11 décembre 2014 – De la philosophie à la section primaire sous les choucounes !

 

Philosophie

 

Le 11 décembre 2014 la classe terminale a mené une expérience innovante : organiser des ateliers de discussion philosophique avec des classes de la section primaire. Répartis en six groupes de huit élèves de CM2 animés par deux élèves de la Philo A, ces ateliers ont porté sur différents thèmes et questions. L’occasion pour les plus grands de s’étonner de la pertinence des réflexions émises par les plus petits.

 

Les participants du premier groupe animé par Ange-Marie Brévil et Emmanuel Noël ont abordé le thème du « vivant ».

Faut-il respecter le vivant ?

Les enfants ont fait valoir que la nature était très importante car elle permettait aux hommes de répondre à leurs besoins.
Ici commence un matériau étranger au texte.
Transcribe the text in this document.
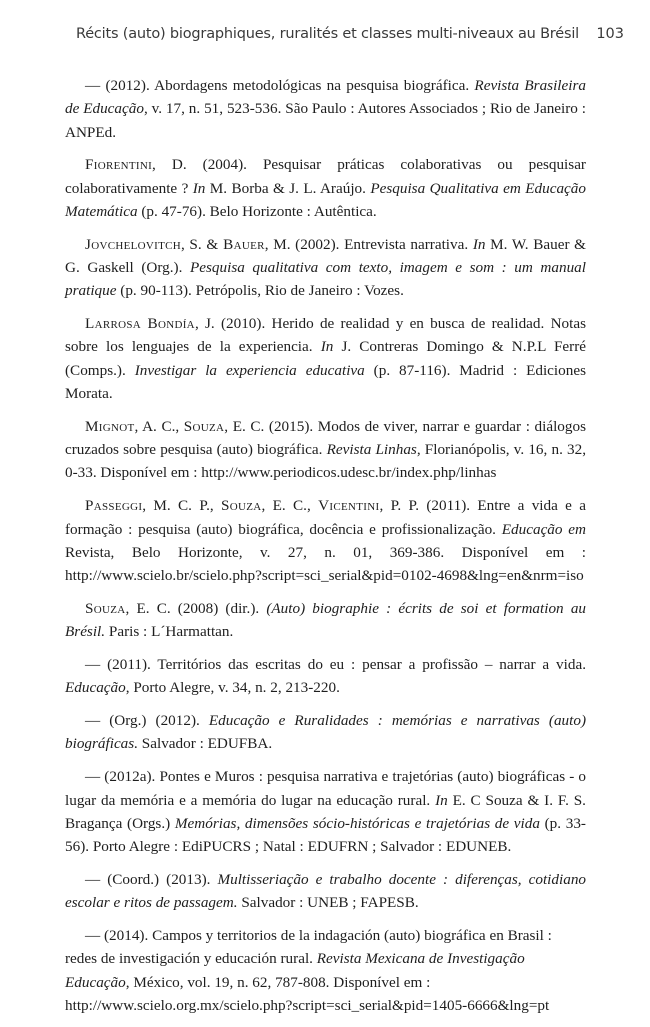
Récits (auto) biographiques, ruralités et classes multi-niveaux au Brésil 103

— (2012). Abordagens metodológicas na pesquisa biográfica. Revista Brasileira de Educação, v. 17, n. 51, 523-536. São Paulo : Autores Associados ; Rio de Janeiro : ANPEd.

Fiorentini, D. (2004). Pesquisar práticas colaborativas ou pesquisar colaborativamente ? In M. Borba & J. L. Araújo. Pesquisa Qualitativa em Educação Matemática (p. 47-76). Belo Horizonte : Autêntica.

Jovchelovitch, S. & Bauer, M. (2002). Entrevista narrativa. In M. W. Bauer & G. Gaskell (Org.). Pesquisa qualitativa com texto, imagem e som : um manual pratique (p. 90-113). Petrópolis, Rio de Janeiro : Vozes.

Larrosa Bondía, J. (2010). Herido de realidad y en busca de realidad. Notas sobre los lenguajes de la experiencia. In J. Contreras Domingo & N.P.L Ferré (Comps.). Investigar la experiencia educativa (p. 87-116). Madrid : Ediciones Morata.

Mignot, A. C., Souza, E. C. (2015). Modos de viver, narrar e guardar : diálogos cruzados sobre pesquisa (auto) biográfica. Revista Linhas, Florianópolis, v. 16, n. 32, 0-33. Disponível em : http://www.periodicos.udesc.br/index.php/linhas

Passeggi, M. C. P., Souza, E. C., Vicentini, P. P. (2011). Entre a vida e a formação : pesquisa (auto) biográfica, docência e profissionalização. Educação em Revista, Belo Horizonte, v. 27, n. 01, 369-386. Disponível em : http://www.scielo.br/scielo.php?script=sci_serial&pid=0102-4698&lng=en&nrm=iso

Souza, E. C. (2008) (dir.). (Auto) biographie : écrits de soi et formation au Brésil. Paris : L´Harmattan.

— (2011). Territórios das escritas do eu : pensar a profissão – narrar a vida. Educação, Porto Alegre, v. 34, n. 2, 213-220.

— (Org.) (2012). Educação e Ruralidades : memórias e narrativas (auto) biográficas. Salvador : EDUFBA.

— (2012a). Pontes e Muros : pesquisa narrativa e trajetórias (auto) biográficas - o lugar da memória e a memória do lugar na educação rural. In E. C Souza & I. F. S. Bragança (Orgs.) Memórias, dimensões sócio-históricas e trajetórias de vida (p. 33-56). Porto Alegre : EdiPUCRS ; Natal : EDUFRN ; Salvador : EDUNEB.

— (Coord.) (2013). Multisseriação e trabalho docente : diferenças, cotidiano escolar e ritos de passagem. Salvador : UNEB ; FAPESB.

— (2014). Campos y territorios de la indagación (auto) biográfica en Brasil : redes de investigación y educación rural. Revista Mexicana de Investigação Educação, México, vol. 19, n. 62, 787-808. Disponível em : http://www.scielo.org.mx/scielo.php?script=sci_serial&pid=1405-6666&lng=pt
Mais ils la détruisent par prétention (complexe de supériorité) ou par cupidité (gagner de l’argent). Un phénomène d’autant plus étonnant que l’intelligence est censée distinguer l’être humain du reste du vivant. Des solutions concrètes ont été avancées pour résoudre le problème : campagnes de reboisement, création d’associations dédiées à la cause animale, etc.  

 

Le deuxième groupe animé par Nyrkah Vincent et Cécile Ridoré portait sur le thème du « jeu ».
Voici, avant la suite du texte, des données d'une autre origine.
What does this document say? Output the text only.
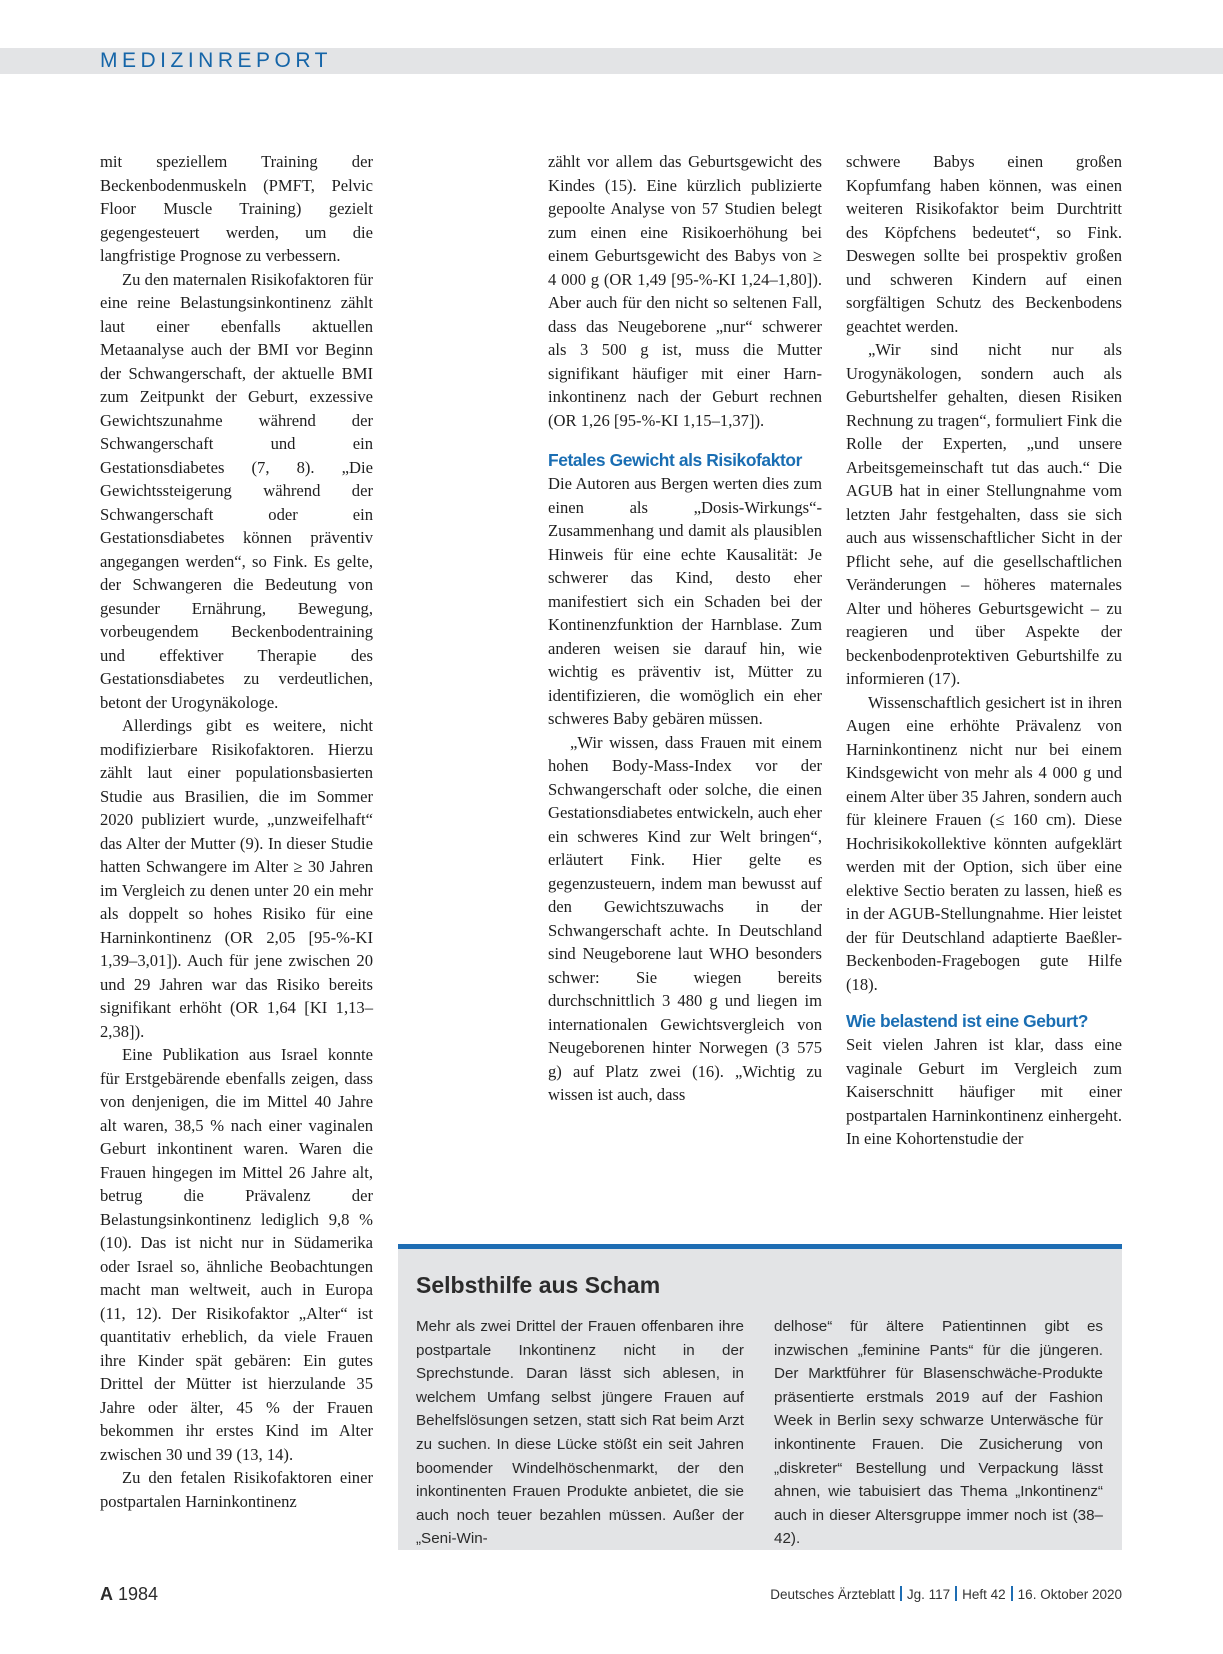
MEDIZINREPORT

mit speziellem Training der Beckenbodenmuskeln (PMFT, Pelvic Floor Muscle Training) gezielt gegengesteuert werden, um die langfristige Prognose zu verbessern.

Zu den maternalen Risikofaktoren für eine reine Belastungsinkontinenz zählt laut einer ebenfalls aktuellen Metaanalyse auch der BMI vor Beginn der Schwangerschaft, der aktuelle BMI zum Zeitpunkt der Geburt, exzessive Gewichtszunahme während der Schwangerschaft und ein Gestationsdiabetes (7, 8). „Die Gewichtssteigerung während der Schwangerschaft oder ein Gestationsdiabetes können präventiv angegangen werden“, so Fink. Es gelte, der Schwangeren die Bedeutung von gesunder Ernährung, Bewegung, vorbeugendem Beckenbodentraining und effektiver Therapie des Gestationsdiabetes zu verdeutlichen, betont der Urogynäkologe.

Allerdings gibt es weitere, nicht modifizierbare Risikofaktoren. Hierzu zählt laut einer populationsbasierten Studie aus Brasilien, die im Sommer 2020 publiziert wurde, „unzweifelhaft“ das Alter der Mutter (9). In dieser Studie hatten Schwangere im Alter ≥ 30 Jahren im Vergleich zu denen unter 20 ein mehr als doppelt so hohes Risiko für eine Harninkontinenz (OR 2,05 [95-%-KI 1,39–3,01]). Auch für jene zwischen 20 und 29 Jahren war das Risiko bereits signifikant erhöht (OR 1,64 [KI 1,13–2,38]).

Eine Publikation aus Israel konnte für Erstgebärende ebenfalls zeigen, dass von denjenigen, die im Mittel 40 Jahre alt waren, 38,5 % nach einer vaginalen Geburt inkontinent waren. Waren die Frauen hingegen im Mittel 26 Jahre alt, betrug die Prävalenz der Belastungsinkontinenz lediglich 9,8 % (10). Das ist nicht nur in Südamerika oder Israel so, ähnliche Beobachtungen macht man weltweit, auch in Europa (11, 12). Der Risikofaktor „Alter“ ist quantitativ erheblich, da viele Frauen ihre Kinder spät gebären: Ein gutes Drittel der Mütter ist hierzulande 35 Jahre oder älter, 45 % der Frauen bekommen ihr erstes Kind im Alter zwischen 30 und 39 (13, 14).

Zu den fetalen Risikofaktoren einer postpartalen Harninkontinenz

zählt vor allem das Geburtsgewicht des Kindes (15). Eine kürzlich publizierte gepoolte Analyse von 57 Studien belegt zum einen eine Risikoerhöhung bei einem Geburtsgewicht des Babys von ≥ 4 000 g (OR 1,49 [95-%-KI 1,24–1,80]). Aber auch für den nicht so seltenen Fall, dass das Neugeborene „nur“ schwerer als 3 500 g ist, muss die Mutter signifikant häufiger mit einer Harn-inkontinenz nach der Geburt rechnen (OR 1,26 [95-%-KI 1,15–1,37]).

Fetales Gewicht als Risikofaktor

Die Autoren aus Bergen werten dies zum einen als „Dosis-Wirkungs“-Zusammenhang und damit als plausiblen Hinweis für eine echte Kausalität: Je schwerer das Kind, desto eher manifestiert sich ein Schaden bei der Kontinenzfunktion der Harnblase. Zum anderen weisen sie darauf hin, wie wichtig es präventiv ist, Mütter zu identifizieren, die womöglich ein eher schweres Baby gebären müssen.

„Wir wissen, dass Frauen mit einem hohen Body-Mass-Index vor der Schwangerschaft oder solche, die einen Gestationsdiabetes entwickeln, auch eher ein schweres Kind zur Welt bringen“, erläutert Fink. Hier gelte es gegenzusteuern, indem man bewusst auf den Gewichtszuwachs in der Schwangerschaft achte. In Deutschland sind Neugeborene laut WHO besonders schwer: Sie wiegen bereits durchschnittlich 3 480 g und liegen im internationalen Gewichtsvergleich von Neugeborenen hinter Norwegen (3 575 g) auf Platz zwei (16). „Wichtig zu wissen ist auch, dass

schwere Babys einen großen Kopfumfang haben können, was einen weiteren Risikofaktor beim Durchtritt des Köpfchens bedeutet“, so Fink. Deswegen sollte bei prospektiv großen und schweren Kindern auf einen sorgfältigen Schutz des Beckenbodens geachtet werden.

„Wir sind nicht nur als Urogynäkologen, sondern auch als Geburtshelfer gehalten, diesen Risiken Rechnung zu tragen“, formuliert Fink die Rolle der Experten, „und unsere Arbeitsgemeinschaft tut das auch.“ Die AGUB hat in einer Stellungnahme vom letzten Jahr festgehalten, dass sie sich auch aus wissenschaftlicher Sicht in der Pflicht sehe, auf die gesellschaftlichen Veränderungen – höheres maternales Alter und höheres Geburtsgewicht – zu reagieren und über Aspekte der beckenbodenprotektiven Geburtshilfe zu informieren (17).

Wissenschaftlich gesichert ist in ihren Augen eine erhöhte Prävalenz von Harninkontinenz nicht nur bei einem Kindsgewicht von mehr als 4 000 g und einem Alter über 35 Jahren, sondern auch für kleinere Frauen (≤ 160 cm). Diese Hochrisikokollektive könnten aufgeklärt werden mit der Option, sich über eine elektive Sectio beraten zu lassen, hieß es in der AGUB-Stellungnahme. Hier leistet der für Deutschland adaptierte Baeßler-Beckenboden-Fragebogen gute Hilfe (18).

Wie belastend ist eine Geburt?

Seit vielen Jahren ist klar, dass eine vaginale Geburt im Vergleich zum Kaiserschnitt häufiger mit einer postpartalen Harninkontinenz einhergeht. In eine Kohortenstudie der

Selbsthilfe aus Scham
Mehr als zwei Drittel der Frauen offenbaren ihre postpartale Inkontinenz nicht in der Sprechstunde. Daran lässt sich ablesen, in welchem Umfang selbst jüngere Frauen auf Behelfslösungen setzen, statt sich Rat beim Arzt zu suchen. In diese Lücke stößt ein seit Jahren boomender Windelhöschenmarkt, der den inkontinenten Frauen Produkte anbietet, die sie auch noch teuer bezahlen müssen. Außer der „Seni-Win-
delhose“ für ältere Patientinnen gibt es inzwischen „feminine Pants“ für die jüngeren. Der Marktführer für Blasenschwäche-Produkte präsentierte erstmals 2019 auf der Fashion Week in Berlin sexy schwarze Unterwäsche für inkontinente Frauen. Die Zusicherung von „diskreter“ Bestellung und Verpackung lässt ahnen, wie tabuisiert das Thema „Inkontinenz“ auch in dieser Altersgruppe immer noch ist (38–42).
A 1984	Deutsches Ärzteblatt Jg. 117 Heft 42 16. Oktober 2020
Apprend-t-on en étudiant ou en jouant ?

La réponse de prime abord fût qu’on apprenait en étudiant. Au contraire, le jeu se définit comme une activité divertissante qui n’a pas d’utilité. Ceci étant dit, on peut tout de même apprendre en jouant. Par exemple le respect d’un certain nombre de principes et de règles. Le jeu favorise la réflexion et la patience.

 

Troisième groupe animé par Shidlove Bernadaut et Annaika Pierre autour du thème de « la vérité ».

 

IMG_1800

Faut-il préférer la vérité au mensonge ?

Les élèves ont spontanément affirmé qu’il fallait préférer la vérité au mensonge puis constater dans un second temps qu’eux-mêmes mentaient souvent. Cette contradiction les a conduit à considérer que les gens mentent car ils ont peur des conséquences. Dire la vérité s’apparente à un acte de courage dont il convient d’user avec « douceur ». Par exemple, si une amie sent mauvais il y a diverses manières de le lui dire sans la vexer ou la blesser.

 

Le quatrième groupe animé par Michardelène Jean et Mary Milorme a discuté du thème de « l’amitié ».
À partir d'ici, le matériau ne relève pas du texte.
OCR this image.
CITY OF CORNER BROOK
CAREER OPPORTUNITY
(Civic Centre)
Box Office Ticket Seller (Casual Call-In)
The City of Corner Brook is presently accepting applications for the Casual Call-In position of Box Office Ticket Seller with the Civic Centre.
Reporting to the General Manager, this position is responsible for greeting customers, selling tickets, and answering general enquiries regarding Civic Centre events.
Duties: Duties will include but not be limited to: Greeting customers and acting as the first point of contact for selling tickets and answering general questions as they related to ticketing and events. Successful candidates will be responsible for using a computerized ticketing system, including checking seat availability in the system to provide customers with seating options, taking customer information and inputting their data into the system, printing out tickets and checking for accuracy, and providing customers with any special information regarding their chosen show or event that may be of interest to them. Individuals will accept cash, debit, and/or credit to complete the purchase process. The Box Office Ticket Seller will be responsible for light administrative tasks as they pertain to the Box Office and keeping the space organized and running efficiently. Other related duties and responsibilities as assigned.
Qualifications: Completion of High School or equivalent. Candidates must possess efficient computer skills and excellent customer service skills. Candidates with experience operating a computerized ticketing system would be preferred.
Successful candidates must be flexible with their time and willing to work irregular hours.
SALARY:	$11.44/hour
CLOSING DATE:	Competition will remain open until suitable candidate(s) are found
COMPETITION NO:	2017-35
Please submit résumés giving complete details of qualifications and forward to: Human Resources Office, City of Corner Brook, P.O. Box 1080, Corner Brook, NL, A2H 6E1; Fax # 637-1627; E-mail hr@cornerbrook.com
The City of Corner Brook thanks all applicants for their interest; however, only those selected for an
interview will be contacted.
A quoi reconnait-on un ami ?

Pour nos jeunes élèves, un ami est d’abord quelqu’un en qui on peut avoir confiance. Une personne sur qui l’on peut compter, qui est toujours là pour nous. L’amitié se construit avec le temps et nécessite de la franchise, autrement dit d’être sincère.

 

Le cinquième groupe animé par Nadjedah Benoit et Ernst Cadet portait sur le thème de « la liberté ».

Qu’est-ce qu’être libre ?

En vue d’apporter une réponse à la question, le groupe a commencé par évoquer l’Histoire d’Haïti marquée par la traite négrière, autrement dit l’esclavage. N’est pas libre celui qui est enchainé ou qui a peur des conséquences de ses actions. Est libre au contraire celui qui peut faire ce qu’il désire ou ce qu’il veut. Mais la discussion a montré que notre liberté était limitée par la nature (je ne peux pas voler dans les airs) ou par la loi (je ne dois pas tuer). Les élèves ont jugé important que ces limites existent car sans elles on aurait le désordre. Il s’agit donc de faire ce que l’on veut sans nuire aux autres. Par ailleurs, l’idée suivante a été avancée : dans l’imagination l’homme est totalement libre (je ne peux pas voler dans les airs mais peux m’imaginer en train de le faire). Cela expliquerait le fait que les hommes et en particulier les enfants adorent s’imaginer pleins de choses.  

 

Enfin, le sixième et dernier groupe animé par Darley Massac et Rocheny Lafontant a abordé le thème d’« autrui ».

A-t-on besoin d’autrui ?

Il convenait de s’entendre sur le sens du mot autrui. Les enfants ont retenu qu’il désigne tout homme qui nous entoure. Oui nous avons besoin d’autrui pour nous aider et nous guider ont-ils affirmé. Mais il nous ennuie également, on peut se sentir mal à l’aise à cause des autres. Nous avons donc besoin d’autrui par intermittence, le besoin de solitude étant au moins aussi important.  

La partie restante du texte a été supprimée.